Before 70 AD, Passover observance revolved around pilgrimage to Jerusalem and the sacrifice of the Paschal lamb at the Temple. Families ate the lamb at home, along with unleavened bread and bitter herbs, in accordance with Exodus 12. But the meal had not yet been codified into a standardized liturgy. It was shaped more by Temple sacrifice than by structured storytelling.
All of that changed with the Roman destruction of the Second Temple—a catastrophe Jesus had prophesied, and which the early Christians interpreted as a vindication of his messianic identity. Judaism, now stripped of its sacrificial center, faced a profound crisis: how could it continue to observe Passover, to remember the Exodus, without the Temple?
The response came not from Christian communities, but from a new rabbinic movement that emerged at Yavneh. These rabbis did not turn to Jesus. They turned instead to Scripture, memory, and pedagogical ritual. They reinvented the Passover meal as a didactic, home-based ceremony that re-centered Jewish identity around Torah and remembrance rather than Temple and sacrifice.
By around 200 AD, the Mishnah (specifically tractate Pesachim) had outlined a new Passover format: four cups of wine, the asking of a child’s question (“Why is this night different from all other nights?”), a structured retelling of Deuteronomy 26:5–8, Psalms of praise (Hallel), and the eating of unleavened bread and bitter herbs—but no lamb. The core of what we now know as the Seder was born.

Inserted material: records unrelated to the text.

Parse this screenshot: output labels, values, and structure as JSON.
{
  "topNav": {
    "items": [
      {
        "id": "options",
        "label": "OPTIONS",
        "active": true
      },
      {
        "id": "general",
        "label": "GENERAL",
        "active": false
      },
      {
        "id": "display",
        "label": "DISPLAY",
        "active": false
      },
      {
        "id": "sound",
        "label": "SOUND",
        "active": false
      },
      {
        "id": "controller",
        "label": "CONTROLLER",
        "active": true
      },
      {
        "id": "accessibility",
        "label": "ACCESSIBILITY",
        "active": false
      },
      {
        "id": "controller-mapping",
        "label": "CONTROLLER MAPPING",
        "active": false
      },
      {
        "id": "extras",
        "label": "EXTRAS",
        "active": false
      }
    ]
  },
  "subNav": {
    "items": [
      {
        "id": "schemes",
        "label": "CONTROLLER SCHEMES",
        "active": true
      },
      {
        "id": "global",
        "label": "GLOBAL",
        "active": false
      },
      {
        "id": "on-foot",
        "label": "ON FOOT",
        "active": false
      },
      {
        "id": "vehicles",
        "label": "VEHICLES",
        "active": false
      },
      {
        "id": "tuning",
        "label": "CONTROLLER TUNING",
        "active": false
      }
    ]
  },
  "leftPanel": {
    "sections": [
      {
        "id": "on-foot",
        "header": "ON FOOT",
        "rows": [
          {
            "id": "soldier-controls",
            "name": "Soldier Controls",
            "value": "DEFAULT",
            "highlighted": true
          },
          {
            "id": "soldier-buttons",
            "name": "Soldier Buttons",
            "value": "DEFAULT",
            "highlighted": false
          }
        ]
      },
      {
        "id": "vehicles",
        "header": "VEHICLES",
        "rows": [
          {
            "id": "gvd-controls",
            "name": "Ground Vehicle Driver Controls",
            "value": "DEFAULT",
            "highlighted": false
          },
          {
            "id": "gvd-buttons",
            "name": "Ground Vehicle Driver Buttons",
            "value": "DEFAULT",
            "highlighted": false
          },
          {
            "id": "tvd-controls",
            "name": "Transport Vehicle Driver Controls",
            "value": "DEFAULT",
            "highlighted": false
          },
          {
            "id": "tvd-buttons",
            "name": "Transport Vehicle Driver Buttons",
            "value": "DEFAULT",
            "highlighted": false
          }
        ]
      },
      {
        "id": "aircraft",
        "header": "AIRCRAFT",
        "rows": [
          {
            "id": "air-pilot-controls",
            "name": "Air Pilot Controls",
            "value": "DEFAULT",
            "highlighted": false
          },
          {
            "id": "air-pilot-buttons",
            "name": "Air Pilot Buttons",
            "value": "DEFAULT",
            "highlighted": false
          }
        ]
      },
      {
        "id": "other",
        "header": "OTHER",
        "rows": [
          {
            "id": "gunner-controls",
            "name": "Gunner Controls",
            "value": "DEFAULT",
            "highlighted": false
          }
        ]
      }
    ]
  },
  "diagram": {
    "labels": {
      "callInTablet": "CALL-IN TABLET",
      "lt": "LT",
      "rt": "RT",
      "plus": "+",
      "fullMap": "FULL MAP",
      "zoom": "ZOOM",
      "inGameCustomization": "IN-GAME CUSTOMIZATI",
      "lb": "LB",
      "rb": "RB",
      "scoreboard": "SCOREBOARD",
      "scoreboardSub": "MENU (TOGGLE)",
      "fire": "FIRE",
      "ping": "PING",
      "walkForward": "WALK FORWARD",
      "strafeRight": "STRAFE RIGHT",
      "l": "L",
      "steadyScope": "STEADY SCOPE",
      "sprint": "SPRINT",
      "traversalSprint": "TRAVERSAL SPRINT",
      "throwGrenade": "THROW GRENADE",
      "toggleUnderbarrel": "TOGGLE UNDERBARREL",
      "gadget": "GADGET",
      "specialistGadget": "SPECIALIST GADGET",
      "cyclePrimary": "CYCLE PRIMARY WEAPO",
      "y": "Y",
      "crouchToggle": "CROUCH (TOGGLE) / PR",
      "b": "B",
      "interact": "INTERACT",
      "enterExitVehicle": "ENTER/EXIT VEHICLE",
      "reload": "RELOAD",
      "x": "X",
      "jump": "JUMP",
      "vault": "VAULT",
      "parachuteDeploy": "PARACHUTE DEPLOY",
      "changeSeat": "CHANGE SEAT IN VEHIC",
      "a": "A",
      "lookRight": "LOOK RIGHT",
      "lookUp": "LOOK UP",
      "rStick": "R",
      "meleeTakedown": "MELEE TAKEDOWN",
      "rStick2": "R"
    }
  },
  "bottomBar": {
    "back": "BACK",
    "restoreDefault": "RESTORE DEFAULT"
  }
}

Over the following centuries, the Haggadah—the liturgical script of the Seder—took shape and was expanded, eventually reaching a relatively stable form by the early medieval period (9th–10th centuries AD). It had become, by then, a deeply powerful expression of Jewish resilience and continuity.

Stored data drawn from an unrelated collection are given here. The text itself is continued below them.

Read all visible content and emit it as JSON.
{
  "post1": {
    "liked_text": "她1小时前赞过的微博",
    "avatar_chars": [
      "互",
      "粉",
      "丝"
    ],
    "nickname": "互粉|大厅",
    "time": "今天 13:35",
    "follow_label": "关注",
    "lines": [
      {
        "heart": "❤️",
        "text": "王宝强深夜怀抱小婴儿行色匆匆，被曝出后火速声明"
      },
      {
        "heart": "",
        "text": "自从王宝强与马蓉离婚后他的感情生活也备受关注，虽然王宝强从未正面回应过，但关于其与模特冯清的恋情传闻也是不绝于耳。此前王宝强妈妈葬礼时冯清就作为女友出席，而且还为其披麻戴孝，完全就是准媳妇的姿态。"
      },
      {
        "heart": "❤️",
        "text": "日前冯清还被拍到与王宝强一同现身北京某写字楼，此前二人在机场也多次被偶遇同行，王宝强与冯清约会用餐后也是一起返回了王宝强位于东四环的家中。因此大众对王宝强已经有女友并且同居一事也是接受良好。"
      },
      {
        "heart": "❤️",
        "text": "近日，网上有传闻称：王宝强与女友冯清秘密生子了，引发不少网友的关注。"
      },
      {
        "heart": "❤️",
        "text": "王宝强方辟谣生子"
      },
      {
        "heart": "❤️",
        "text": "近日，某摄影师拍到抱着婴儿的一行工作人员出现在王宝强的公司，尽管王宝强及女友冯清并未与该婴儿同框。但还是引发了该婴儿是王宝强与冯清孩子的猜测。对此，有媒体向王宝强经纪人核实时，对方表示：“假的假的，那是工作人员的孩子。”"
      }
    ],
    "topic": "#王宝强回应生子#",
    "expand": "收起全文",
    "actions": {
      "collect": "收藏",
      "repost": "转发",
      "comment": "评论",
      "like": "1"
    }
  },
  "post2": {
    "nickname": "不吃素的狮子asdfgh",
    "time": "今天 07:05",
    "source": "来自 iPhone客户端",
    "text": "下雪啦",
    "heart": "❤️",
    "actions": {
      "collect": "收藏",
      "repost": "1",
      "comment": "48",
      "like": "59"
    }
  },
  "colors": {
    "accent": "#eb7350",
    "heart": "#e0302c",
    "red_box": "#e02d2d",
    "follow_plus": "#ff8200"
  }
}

Crucially, the rabbinical Seder was not looking forward to Christ. It was a non-Christian response to the very event Christianity saw as central to its theological claims. Where Christians interpreted the Temple’s fall as confirmation of Jesus’ identity as the new Passover lamb, the rabbis created a ritual that refused both the Temple and Christ. The Seder became a defining expression of post-Temple, post-Christian Judaism.

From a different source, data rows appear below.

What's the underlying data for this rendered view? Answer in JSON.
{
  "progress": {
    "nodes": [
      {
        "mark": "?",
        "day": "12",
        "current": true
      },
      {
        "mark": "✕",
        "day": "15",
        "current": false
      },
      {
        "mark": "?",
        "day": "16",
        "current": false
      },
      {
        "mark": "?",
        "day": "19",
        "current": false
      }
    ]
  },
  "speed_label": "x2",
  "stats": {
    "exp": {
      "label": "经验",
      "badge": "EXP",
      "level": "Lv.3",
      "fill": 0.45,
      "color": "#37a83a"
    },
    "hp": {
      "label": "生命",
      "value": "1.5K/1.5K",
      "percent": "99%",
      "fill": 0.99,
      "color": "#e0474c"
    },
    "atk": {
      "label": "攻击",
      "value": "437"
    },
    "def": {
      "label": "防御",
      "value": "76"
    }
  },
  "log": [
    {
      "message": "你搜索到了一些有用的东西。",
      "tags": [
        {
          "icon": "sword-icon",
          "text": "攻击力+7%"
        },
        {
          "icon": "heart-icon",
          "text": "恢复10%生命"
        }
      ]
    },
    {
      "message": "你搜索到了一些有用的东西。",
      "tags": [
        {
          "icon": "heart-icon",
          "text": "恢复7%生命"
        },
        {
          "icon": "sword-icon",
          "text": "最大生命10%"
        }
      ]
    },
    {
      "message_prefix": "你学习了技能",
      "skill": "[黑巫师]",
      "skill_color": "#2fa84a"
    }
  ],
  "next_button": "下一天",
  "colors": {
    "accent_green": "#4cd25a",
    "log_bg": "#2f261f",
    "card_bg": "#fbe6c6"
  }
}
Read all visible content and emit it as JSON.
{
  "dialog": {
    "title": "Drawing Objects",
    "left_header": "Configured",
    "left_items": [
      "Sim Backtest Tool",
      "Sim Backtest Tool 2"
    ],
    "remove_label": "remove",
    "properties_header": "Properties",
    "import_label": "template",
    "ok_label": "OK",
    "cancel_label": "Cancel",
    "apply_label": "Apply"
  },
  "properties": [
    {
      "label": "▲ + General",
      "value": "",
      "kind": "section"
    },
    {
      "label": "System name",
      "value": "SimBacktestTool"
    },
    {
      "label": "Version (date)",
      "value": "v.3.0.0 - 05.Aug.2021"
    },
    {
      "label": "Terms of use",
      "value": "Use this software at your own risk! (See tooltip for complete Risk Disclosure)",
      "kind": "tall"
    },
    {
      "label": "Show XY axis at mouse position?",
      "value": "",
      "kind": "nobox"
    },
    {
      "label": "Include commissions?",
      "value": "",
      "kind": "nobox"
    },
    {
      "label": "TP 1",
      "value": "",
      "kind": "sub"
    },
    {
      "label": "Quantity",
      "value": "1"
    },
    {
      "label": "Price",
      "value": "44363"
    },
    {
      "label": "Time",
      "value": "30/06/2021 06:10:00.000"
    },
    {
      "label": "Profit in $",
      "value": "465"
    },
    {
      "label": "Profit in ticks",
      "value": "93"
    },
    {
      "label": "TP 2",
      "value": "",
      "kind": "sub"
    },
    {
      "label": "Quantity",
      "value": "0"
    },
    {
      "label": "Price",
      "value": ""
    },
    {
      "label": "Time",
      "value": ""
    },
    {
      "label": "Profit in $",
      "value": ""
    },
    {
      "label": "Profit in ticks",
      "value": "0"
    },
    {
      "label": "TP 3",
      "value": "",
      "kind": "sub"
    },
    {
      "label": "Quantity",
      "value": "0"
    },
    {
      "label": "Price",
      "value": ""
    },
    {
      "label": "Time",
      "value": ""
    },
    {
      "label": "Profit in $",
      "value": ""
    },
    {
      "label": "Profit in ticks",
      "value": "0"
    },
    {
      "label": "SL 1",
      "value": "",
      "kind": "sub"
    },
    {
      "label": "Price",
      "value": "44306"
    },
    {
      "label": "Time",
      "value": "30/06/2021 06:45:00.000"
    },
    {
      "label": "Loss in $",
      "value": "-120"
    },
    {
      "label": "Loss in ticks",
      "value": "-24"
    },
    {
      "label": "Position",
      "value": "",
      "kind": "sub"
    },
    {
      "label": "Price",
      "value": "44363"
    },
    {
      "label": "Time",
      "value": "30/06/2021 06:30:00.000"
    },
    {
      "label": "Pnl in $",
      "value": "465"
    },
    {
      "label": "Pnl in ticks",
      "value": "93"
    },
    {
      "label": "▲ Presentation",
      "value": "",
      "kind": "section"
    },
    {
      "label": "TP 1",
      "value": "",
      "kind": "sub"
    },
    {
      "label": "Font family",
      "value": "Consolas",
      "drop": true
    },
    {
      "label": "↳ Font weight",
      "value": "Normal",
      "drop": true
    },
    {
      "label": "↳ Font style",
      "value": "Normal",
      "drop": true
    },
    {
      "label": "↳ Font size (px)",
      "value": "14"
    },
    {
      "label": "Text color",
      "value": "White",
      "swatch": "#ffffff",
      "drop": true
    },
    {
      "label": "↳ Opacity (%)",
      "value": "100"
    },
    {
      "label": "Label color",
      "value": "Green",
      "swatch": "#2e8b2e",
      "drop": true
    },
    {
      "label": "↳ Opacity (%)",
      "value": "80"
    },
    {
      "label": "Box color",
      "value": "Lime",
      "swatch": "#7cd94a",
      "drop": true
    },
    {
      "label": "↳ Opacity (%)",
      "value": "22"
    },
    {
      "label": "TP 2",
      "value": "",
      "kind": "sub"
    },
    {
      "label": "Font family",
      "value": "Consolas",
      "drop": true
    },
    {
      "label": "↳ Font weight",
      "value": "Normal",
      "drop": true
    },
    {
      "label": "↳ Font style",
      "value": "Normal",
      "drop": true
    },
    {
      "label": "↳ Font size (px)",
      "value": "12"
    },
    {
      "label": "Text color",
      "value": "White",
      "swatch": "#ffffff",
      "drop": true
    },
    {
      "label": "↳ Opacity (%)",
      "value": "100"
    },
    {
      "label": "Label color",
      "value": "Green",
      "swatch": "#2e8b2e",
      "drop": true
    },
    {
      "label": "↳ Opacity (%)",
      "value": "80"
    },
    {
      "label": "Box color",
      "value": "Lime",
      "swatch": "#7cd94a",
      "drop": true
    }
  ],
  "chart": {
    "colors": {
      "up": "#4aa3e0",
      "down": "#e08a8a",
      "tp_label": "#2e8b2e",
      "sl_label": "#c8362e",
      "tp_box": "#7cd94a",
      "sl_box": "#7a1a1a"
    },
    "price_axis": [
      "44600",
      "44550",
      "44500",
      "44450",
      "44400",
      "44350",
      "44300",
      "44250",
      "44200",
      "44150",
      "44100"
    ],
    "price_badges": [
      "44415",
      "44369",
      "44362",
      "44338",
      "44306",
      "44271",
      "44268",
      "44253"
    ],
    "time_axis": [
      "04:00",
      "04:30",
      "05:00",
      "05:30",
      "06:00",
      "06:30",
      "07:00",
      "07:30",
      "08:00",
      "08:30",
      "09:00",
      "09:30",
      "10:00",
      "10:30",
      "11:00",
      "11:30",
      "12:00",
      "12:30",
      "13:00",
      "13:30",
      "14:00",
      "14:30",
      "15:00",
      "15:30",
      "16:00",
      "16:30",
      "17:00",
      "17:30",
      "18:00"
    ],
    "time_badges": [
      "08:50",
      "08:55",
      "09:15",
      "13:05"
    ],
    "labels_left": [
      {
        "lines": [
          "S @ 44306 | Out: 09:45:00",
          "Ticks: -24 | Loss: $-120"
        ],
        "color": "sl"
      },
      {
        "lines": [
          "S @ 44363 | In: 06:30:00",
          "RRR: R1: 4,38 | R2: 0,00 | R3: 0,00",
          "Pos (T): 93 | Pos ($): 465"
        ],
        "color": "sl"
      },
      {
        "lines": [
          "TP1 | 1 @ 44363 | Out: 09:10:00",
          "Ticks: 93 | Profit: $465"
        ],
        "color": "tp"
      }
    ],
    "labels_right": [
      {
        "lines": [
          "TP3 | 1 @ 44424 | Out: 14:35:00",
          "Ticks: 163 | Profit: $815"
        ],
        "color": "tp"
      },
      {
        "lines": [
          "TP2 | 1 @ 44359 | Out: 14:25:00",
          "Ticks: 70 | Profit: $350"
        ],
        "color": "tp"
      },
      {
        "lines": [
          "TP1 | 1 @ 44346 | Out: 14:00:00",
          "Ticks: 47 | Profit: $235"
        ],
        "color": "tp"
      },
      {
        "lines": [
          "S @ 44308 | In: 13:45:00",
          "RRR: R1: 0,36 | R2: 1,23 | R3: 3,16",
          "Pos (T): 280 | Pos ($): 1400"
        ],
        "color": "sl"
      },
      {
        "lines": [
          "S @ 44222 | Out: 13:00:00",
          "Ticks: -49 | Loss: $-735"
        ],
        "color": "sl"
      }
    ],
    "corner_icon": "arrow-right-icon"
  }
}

Understanding the timing and development of the rabbinical Seder doesn’t diminish either tradition. It simply clarifies the historical divergence that followed the destruction of the Temple. Christianity and Rabbinic Judaism are not variations on a common ritual path—they are different responses to the same moment of crisis. And the Seder, far from prefiguring the Cross, insists: we remember differently from you Christians.
So, be gracious, be kind, but think twice before participating in a misguided “Christian Seder”.
If I’m not mistaken, included in the Sedar are things like “this is the cup of our suffering” and other things which are explicit rejections of Christ and put Jews in as the suffering servant for the world. I’ve heard a number of orthodox scholars speak on this trying to tell Christians that modern Judaism is defined by its opposition and distancing itself from Christ very very early on.